Medical, rehabilitation, and attendant care coverage is usually limited to $65,000 for non-catastrophic injuries, and $1 million for catastrophic injuries. You do have the option of increasing those limits to $130,000 for non-catastrophic injuries and $2 million for catastrophic injuries.
Death and funeral benefits
No one wants to think about dying from a car accident, but unfortunately, it can happen. The death and funeral coverage within your accident benefits entitles your spouse to $25,000 if you die as a result of a collision, and up to $10,000 for each of your dependents (children). An additional $6,000 is available to pay for your funeral expenses. These coverage limits can be increased as well to $50,000 to your spouse, $25,000 to each dependent, and $8,000 for funeral expenses.
Other or miscellaneous benefits
Your statutory Ontario accident benefits also provides coverage for what is referred to as other or miscellaneous expenses if your injuries prevent you from managing or continuing any of the following:
- Lost educational expenses. If you’re a student – elementary, secondary, postsecondary or enrolled in a continuing education program – but you can’t continue your schooling as a result of injuries from an accident, coverage is available for tuition, books and materials, and room and board related to the educational program year to a maximum of $15,000.

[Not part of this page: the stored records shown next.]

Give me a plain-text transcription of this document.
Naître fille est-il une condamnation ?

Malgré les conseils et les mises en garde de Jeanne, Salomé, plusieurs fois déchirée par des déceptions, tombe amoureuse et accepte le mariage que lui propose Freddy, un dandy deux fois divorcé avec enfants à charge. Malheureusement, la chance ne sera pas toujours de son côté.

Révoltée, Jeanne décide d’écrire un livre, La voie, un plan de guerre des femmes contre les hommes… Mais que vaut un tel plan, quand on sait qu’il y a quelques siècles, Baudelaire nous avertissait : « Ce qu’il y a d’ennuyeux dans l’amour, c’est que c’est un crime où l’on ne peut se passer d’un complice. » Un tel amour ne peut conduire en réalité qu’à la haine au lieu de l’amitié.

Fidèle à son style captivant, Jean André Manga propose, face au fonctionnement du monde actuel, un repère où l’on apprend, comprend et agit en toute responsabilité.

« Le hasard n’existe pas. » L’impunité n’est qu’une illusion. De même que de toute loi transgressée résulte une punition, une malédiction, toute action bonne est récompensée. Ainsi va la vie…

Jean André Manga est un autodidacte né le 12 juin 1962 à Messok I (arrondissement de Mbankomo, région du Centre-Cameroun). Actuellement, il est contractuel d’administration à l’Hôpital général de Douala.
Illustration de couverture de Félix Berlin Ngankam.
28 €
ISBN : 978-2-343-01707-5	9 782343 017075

- Damage to clothing and medical devices. Your insurer will also pay to replace damaged clothing you were wearing at the time of the accident, as well as prescription eyewear, hearing aids, dentures and other medical devices lost or damaged in the accident.
- Cost of examinations. As part of your rehabilitation while recovering from an accident, your insurer will compensate you for the cost of medical examinations you incur.
- Expenses of visitors. While you’re recovering from your injuries, some expenses incurred by family members or others who lived with you at the time of the accident who visit you may be claimed for a maximum of 104 weeks (two years). That two-year limit, however, does not apply if you sustain a catastrophic injury.
- Housekeeping. If you suffer a catastrophic injury from a car accident and must hire someone to maintain the upkeep of your home, you can claim up to $100 per week to pay for that expense. You have the option to extend this benefit to include non-catastrophic injuries.
Know that increasing your accident benefits coverage limits will, in turn, increase the overall cost of your premium.
Talk to your broker or insurance provider about increasing your accident benefits coverage if you’re concerned about your limits or what your current policy includes. Before your car insurance policy is due for renewal, shop your rate to see if you can get the coverage you need at a lower premium.